年内にも上場廃止になる見通し
9月21日、東芝は、“日本産業パートナーズ(JIP)”など国内の企業連合による株式公開買い付け(TOB)が成立したと発表した。株主のTOBに対する応募比率は78.65%、成立に必要な66.7%を上回った。今後、必要な手続きを経て、年内にも東芝は上場廃止になる見通しだ。東芝の経営再建に向けた取り組みは一歩前進したといえる。
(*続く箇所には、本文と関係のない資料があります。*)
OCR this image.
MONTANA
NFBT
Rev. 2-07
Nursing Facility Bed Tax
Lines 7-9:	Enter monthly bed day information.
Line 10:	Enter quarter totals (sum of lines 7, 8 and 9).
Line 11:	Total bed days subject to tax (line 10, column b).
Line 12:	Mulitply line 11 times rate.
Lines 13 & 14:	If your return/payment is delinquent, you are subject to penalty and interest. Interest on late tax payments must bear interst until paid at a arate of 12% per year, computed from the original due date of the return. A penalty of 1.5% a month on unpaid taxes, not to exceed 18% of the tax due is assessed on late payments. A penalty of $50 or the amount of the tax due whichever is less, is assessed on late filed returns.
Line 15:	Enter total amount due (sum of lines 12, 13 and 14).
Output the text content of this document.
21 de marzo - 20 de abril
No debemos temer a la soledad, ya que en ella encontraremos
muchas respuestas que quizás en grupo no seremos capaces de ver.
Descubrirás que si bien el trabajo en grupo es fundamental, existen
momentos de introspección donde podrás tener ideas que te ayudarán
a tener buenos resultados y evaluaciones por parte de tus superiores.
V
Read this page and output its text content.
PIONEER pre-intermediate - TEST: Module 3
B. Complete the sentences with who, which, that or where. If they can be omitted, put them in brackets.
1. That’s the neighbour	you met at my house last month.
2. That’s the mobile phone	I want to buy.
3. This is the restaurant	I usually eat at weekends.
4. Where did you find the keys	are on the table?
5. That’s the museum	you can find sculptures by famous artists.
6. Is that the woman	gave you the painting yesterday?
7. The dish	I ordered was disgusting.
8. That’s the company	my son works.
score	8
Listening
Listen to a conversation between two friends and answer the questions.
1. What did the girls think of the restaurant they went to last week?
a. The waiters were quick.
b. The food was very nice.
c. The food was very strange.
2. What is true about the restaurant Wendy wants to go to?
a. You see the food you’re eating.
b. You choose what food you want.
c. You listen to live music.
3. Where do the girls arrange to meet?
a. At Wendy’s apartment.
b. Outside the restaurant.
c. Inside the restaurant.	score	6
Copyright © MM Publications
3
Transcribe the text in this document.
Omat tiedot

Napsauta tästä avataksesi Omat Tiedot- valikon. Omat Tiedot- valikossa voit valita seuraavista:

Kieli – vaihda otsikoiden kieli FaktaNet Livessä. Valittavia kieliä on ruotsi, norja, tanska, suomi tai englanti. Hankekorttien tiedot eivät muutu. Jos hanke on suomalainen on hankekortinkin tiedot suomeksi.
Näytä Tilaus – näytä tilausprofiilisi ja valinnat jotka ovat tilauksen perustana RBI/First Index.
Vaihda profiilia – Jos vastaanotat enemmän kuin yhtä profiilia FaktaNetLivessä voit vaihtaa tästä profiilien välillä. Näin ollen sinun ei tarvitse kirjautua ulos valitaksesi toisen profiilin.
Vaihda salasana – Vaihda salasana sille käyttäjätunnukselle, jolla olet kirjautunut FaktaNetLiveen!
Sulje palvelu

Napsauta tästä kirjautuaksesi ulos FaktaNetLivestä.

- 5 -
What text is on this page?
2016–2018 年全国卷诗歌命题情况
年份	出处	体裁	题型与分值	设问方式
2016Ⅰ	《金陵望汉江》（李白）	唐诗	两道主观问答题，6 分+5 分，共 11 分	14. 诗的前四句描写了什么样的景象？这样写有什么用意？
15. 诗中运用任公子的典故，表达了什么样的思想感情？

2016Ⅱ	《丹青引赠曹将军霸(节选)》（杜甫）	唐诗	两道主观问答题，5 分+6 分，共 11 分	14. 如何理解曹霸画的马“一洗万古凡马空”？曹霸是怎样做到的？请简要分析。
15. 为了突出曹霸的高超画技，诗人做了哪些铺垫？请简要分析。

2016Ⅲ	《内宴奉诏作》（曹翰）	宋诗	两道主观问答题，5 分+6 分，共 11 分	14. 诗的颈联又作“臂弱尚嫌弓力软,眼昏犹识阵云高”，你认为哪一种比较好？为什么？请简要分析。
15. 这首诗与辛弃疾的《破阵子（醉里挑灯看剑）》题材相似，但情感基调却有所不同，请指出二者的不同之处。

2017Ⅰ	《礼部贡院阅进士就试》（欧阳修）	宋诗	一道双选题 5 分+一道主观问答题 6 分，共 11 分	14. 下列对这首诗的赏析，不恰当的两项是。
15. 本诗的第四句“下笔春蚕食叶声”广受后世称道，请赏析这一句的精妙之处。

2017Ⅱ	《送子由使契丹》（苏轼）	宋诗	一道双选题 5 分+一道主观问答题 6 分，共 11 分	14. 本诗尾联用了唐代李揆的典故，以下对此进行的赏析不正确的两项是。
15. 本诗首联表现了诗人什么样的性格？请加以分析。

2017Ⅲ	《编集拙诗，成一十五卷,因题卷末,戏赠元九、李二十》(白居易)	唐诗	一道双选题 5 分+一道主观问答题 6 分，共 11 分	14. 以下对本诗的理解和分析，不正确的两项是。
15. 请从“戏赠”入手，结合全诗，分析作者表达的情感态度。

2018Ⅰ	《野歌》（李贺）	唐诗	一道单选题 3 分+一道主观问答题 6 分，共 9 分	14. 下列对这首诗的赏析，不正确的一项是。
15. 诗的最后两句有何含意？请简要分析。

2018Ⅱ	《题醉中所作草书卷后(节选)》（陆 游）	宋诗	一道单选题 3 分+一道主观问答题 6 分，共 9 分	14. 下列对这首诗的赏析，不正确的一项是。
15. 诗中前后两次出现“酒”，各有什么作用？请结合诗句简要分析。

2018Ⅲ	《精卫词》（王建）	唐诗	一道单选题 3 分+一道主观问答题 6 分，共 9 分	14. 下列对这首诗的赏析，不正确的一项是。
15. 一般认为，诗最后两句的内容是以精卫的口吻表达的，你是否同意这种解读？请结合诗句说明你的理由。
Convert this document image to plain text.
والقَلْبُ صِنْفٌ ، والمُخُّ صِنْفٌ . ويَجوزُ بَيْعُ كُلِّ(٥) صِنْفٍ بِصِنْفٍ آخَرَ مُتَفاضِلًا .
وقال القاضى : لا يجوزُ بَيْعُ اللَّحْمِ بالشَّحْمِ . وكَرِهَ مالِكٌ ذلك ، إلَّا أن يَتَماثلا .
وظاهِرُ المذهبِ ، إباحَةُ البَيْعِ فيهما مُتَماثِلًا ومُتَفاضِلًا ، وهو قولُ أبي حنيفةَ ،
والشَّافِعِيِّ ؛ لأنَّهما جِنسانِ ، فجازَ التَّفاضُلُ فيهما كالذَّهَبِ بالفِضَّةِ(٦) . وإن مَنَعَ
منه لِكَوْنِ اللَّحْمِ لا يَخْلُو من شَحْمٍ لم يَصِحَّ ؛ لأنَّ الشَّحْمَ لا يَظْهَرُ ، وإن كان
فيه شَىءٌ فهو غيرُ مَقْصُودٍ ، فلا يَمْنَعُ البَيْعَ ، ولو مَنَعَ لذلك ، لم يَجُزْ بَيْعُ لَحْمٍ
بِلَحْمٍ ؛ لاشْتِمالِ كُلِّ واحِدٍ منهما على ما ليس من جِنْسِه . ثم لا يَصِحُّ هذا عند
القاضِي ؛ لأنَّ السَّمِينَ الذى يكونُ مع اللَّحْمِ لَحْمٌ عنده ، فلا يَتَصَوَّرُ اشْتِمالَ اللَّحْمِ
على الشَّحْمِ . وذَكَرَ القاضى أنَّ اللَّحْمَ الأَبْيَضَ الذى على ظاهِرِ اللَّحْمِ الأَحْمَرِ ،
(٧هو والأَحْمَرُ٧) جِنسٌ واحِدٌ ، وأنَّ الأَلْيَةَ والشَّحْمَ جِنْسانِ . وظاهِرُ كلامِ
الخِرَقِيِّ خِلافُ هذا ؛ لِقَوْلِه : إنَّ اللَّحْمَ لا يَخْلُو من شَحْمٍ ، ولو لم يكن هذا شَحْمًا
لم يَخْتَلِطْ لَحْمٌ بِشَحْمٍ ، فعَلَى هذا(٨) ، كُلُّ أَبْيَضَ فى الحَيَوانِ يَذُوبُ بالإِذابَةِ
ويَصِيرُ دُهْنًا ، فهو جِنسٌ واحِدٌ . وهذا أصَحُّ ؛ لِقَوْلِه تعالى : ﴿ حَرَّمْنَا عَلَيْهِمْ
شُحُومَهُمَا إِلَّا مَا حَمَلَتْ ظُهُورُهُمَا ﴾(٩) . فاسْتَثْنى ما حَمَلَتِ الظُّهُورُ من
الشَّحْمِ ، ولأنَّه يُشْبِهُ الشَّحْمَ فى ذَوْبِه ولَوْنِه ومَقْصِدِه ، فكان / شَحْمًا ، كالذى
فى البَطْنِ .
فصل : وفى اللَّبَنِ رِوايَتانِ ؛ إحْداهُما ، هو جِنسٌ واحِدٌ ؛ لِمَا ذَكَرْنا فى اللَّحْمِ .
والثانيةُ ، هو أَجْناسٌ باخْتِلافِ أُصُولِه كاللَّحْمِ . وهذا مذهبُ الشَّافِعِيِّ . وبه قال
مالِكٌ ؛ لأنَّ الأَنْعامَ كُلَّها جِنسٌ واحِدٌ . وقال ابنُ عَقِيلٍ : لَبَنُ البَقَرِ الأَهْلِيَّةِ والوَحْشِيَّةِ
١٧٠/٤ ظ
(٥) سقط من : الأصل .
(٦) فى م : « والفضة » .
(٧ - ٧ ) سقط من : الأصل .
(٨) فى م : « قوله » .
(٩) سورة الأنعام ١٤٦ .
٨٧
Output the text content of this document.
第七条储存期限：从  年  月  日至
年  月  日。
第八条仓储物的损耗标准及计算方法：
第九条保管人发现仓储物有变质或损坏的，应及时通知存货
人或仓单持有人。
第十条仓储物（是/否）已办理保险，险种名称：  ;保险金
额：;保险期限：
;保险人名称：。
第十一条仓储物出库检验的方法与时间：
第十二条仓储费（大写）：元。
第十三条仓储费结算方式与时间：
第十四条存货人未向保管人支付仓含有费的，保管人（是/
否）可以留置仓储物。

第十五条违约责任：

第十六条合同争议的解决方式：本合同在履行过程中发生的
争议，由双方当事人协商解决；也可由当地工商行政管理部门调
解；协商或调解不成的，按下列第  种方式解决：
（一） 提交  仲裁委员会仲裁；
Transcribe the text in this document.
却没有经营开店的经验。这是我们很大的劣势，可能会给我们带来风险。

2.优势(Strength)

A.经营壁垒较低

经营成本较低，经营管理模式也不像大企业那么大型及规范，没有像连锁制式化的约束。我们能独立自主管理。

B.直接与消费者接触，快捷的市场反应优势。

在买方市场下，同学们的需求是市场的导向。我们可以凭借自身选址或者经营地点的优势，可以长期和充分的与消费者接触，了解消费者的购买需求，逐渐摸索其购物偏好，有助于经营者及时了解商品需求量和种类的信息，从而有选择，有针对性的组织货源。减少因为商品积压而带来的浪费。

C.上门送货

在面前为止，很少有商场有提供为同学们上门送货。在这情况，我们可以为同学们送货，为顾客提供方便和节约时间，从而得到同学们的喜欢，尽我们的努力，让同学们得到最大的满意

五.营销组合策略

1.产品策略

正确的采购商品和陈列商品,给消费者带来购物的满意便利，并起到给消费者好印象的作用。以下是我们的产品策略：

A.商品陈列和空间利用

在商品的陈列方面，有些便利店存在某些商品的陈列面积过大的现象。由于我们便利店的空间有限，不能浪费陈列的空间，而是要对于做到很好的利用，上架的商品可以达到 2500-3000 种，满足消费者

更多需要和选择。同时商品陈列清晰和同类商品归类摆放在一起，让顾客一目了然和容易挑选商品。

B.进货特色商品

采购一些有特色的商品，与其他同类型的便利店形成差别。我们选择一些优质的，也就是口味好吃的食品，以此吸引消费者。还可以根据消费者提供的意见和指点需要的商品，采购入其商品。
ただ、重要なポイントは、なぜ、わが国を代表する優良企業だった東芝が、上場廃止に追い込まれることになったかだ。その原因を一言でいえば、経営の失敗といえるかもしれない。一時期、同社の経営者は短期間の過度な利益追求や、不正経理の発生を防ぐことができなかった。世界的に高い技術力を持つ企業であったとしても、経営が失敗すると企業の存続は難しくなる。
上場廃止によって東芝は、“モノ言う株主”など一部の利害関係者の影響を受けづらくなる。JIPを中心とする企業連合の支援もあり、東芝の経営再建は加速するだろう。やりようによっては東芝が思い切った施策を打ち、わが国の産業界、経済にプラスの影響が波及する展開も想定される。先行きは楽観できないが、東芝経営陣がJIPとともに出資者の利害を調整し、早期再建を実現することを期待したい。
経営難からどうやって大企業に成長したのか
かつて、東芝はわが国を代表する、人々の生活に欠かせない企業だった。1939年、芝浦製作所と東京電気の合併によって東京芝浦電気株式会社が設立された。米国のアメリカのゼネラル・エレクトリック(GE)の出資、技術供与を取り付けることによって事業は拡大した。特に、社外から招いた2人の経営者の功績は大きかった。
第2次世界大戦後の一時期、東芝は経営危機に直面した。戦後直後、連合国軍最高司令官総司令部(GHQ・SCAP)は労働組合の育成を支援した。東芝でも労使の対立は激化した。戦後の経済が混乱する中での賃上げなどは業績悪化につながり、東芝は経営危機に直面した。
その状況下、東芝は社外からトップを招いた。1949年4月に東芝の社長に就任した石坂泰三氏は、就任早々、自ら労働組合側と向き合い、難題の人員整理を実行した。東芝は倒産の危機を脱した。